音もなく、気配もなく、彼女は塔の影へと溶け込んでいた。
「――っ、ノクティア、後ろよ!!」
アルフェッカの悲鳴のような鋭い警告。
私の思考が反応するよりも早く、銀の髪に強制的に操られた私の身体が前方に大きく跳躍した。
ズォォッ!!
一秒前まで私の首があった空間を、鋭利な刃物のような、けれど乾いた何かが一閃した。
転がりながら振り返った私の目に映ったのは、もはや人間の解剖学を完全に無視した異形の光景だった。
数メートル離れた位置に立つカノンの肩口から、奇妙なほどに細長く、節くれ立った"案山子の腕"が、蛇のように長く伸びていたのだ。その表面は粗末な藁で編まれているように見えるが、その一振りは石柱をも容易く両断する威力を秘めている。

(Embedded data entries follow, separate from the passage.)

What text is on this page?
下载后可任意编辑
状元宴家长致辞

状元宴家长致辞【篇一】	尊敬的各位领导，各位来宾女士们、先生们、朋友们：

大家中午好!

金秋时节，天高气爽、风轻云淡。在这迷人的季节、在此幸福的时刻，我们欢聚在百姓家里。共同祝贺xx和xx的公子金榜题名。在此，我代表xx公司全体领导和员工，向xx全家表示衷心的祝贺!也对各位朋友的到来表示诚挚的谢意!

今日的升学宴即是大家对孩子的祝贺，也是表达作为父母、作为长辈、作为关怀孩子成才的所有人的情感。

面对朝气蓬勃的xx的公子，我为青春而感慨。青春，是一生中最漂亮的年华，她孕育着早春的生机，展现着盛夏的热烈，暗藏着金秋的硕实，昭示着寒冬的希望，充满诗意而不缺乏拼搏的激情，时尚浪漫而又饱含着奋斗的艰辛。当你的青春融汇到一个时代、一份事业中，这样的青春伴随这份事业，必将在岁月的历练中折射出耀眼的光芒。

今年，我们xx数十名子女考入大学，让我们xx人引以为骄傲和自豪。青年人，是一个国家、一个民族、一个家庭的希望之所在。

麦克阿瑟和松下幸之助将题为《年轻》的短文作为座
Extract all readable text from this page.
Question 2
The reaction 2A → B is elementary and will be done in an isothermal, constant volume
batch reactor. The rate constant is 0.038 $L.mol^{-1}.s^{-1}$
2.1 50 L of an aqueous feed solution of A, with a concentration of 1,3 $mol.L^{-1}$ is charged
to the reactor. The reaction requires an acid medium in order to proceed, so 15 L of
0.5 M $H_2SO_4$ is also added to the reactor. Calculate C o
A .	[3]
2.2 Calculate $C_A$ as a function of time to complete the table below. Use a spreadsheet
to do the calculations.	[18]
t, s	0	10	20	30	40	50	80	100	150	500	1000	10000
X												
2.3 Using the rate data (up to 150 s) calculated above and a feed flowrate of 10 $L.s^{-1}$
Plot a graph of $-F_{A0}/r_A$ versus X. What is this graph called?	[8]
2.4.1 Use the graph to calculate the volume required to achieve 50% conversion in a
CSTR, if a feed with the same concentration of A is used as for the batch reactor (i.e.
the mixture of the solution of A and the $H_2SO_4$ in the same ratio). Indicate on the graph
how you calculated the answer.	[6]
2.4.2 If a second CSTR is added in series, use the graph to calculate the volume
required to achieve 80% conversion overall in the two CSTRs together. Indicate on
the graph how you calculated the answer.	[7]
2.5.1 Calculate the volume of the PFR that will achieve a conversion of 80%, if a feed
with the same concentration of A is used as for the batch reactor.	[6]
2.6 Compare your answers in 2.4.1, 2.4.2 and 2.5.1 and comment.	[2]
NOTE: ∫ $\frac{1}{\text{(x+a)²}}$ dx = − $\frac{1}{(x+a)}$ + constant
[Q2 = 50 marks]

(何、あれ……人間じゃない。まるで、藁で作られた人形……)
その手足は、骨格や関節という概念を嘲笑うように不自然な角度でうねり、再び私を絡め取ろうと追撃してくる。
回避、回避。
硝子の剣でその藁の腕を切り裂こうとするが、切った端から新しい藁が編まれ、再生していく。
気配も、魔力の揺らぎも感じさせないまま死角へと回り込み、さらに射程を自在に変えるその攻撃。まるで、実体のない幽霊と戦っているかのような感覚に陥る。
「あら、避けられちゃった。……じゃあ、次は"重たい"ので行くね!」
カノンが細長い腕を強引に引き戻すと同時に、彼女の全身から"カチリ"という金属的な駆動音が響き、その肌が鈍い金属光沢に包まれていった。